Sunday, February 12, 2012
Allow me to be the only person in all of social media who never cared for Whitney Houston.I first heard of her around 1984 or so, when my friends Dan and Tracy were working at Sweetwater, a club on the Upper West Side in the '60s that catered to an upscale African-American clientele. Cissy Houston used to sing there all the time; then Dan and Tracy started reporting that "Cissy Houston's daughter" was performing there. I remember them saying she sang great, but that she was a total prima dona bee-yatch.

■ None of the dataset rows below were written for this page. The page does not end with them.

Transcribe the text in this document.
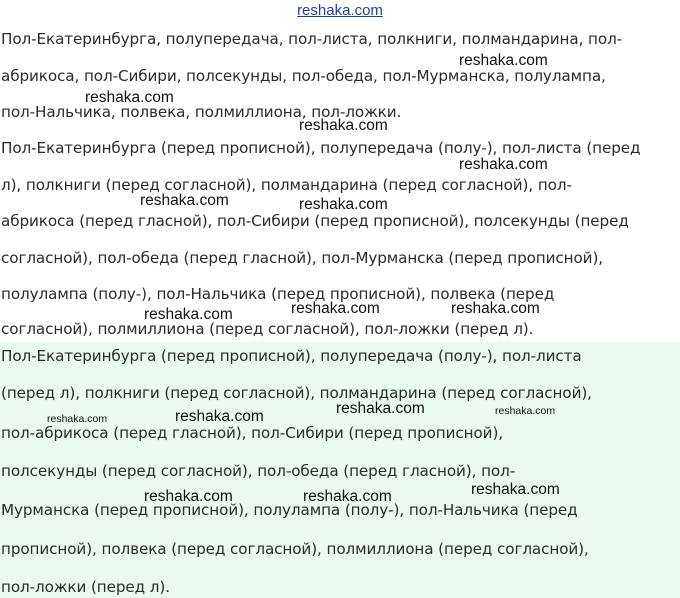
reshaka.com
Пол-Екатеринбурга, полупередача, пол-листа, полкниги, полмандарина, пол-
абрикоса, пол-Сибири, полсекунды, пол-обеда, пол-Мурманска, полулампа,
пол-Нальчика, полвека, полмиллиона, пол-ложки.
Пол-Екатеринбурга (перед прописной), полупередача (полу-), пол-листа (перед
л), полкниги (перед согласной), полмандарина (перед согласной), пол-
абрикоса (перед гласной), пол-Сибири (перед прописной), полсекунды (перед
согласной), пол-обеда (перед гласной), пол-Мурманска (перед прописной),
полулампа (полу-), пол-Нальчика (перед прописной), полвека (перед
согласной), полмиллиона (перед согласной), пол-ложки (перед л).
Пол-Екатеринбурга (перед прописной), полупередача (полу-), пол-листа
(перед л), полкниги (перед согласной), полмандарина (перед согласной),
пол-абрикоса (перед гласной), пол-Сибири (перед прописной),
полсекунды (перед согласной), пол-обеда (перед гласной), пол-
Мурманска (перед прописной), полулампа (полу-), пол-Нальчика (перед
прописной), полвека (перед согласной), полмиллиона (перед согласной),
пол-ложки (перед л).
reshaka.com
reshaka.com
reshaka.com
reshaka.com
reshaka.com	reshaka.com
reshaka.com	reshaka.com	reshaka.com
reshaka.com
reshaka.com	reshaka.com	reshaka.com
reshaka.com
reshaka.com	reshaka.com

That first giant album came out in 1985, and I spend most of 1986 and '87 doing stand-up comedy in and around Manhattan-- mostly trying to break in at dives on audition night. Plenty of these places put up both comedians and singers, and I can't tell you how many earnest young singers I saw back then, performing songs off that record. It was a thing. I swear, if I saw one more girl that I was trying to hit on hand the pianist the sheet music to "The Greatest Love of All" I would have screamed.
From this I grew to pretty much hate every song on that record, and by extension the singer. And honestly, to me she always came off as a monstrously great voice, but with a thick plastic shell of veneer. All technique, no real soul. Do people really enjoy the air raid siren way she butchers Dolly Parton's "I Will Always Love You"? I remember an old girlfriend telling me that she saw Whitney in concert in the late '80s or early '90s, could see her right before the show began, and Whitney just threw this faux icy smile across a troubled face like throwing a switch and stepped onstage.
Based on the things Dan and Tracy told me back then, I'm pretty sure Whitney was actually living a lie a lot of her life. I can't help but wonder if that had anything to do with the drug abuse that, I'm guessing, killed her.
OK, flame away. I'm braced.
Posted by: --josh-- @ 3:38 PM
Yeah, I was wondering if you were going to bring up the "things" that you heard way back then. I always thought of that when she was in the public eye.
Look, if they find out that she died of natural - NON-drug related causes, I'll feel more sympathy. Is that horrible of me? Kinda hard for me to feel so bad about someone who had every opportunity to get better and never did. And all to not admit she liked pussy? Really?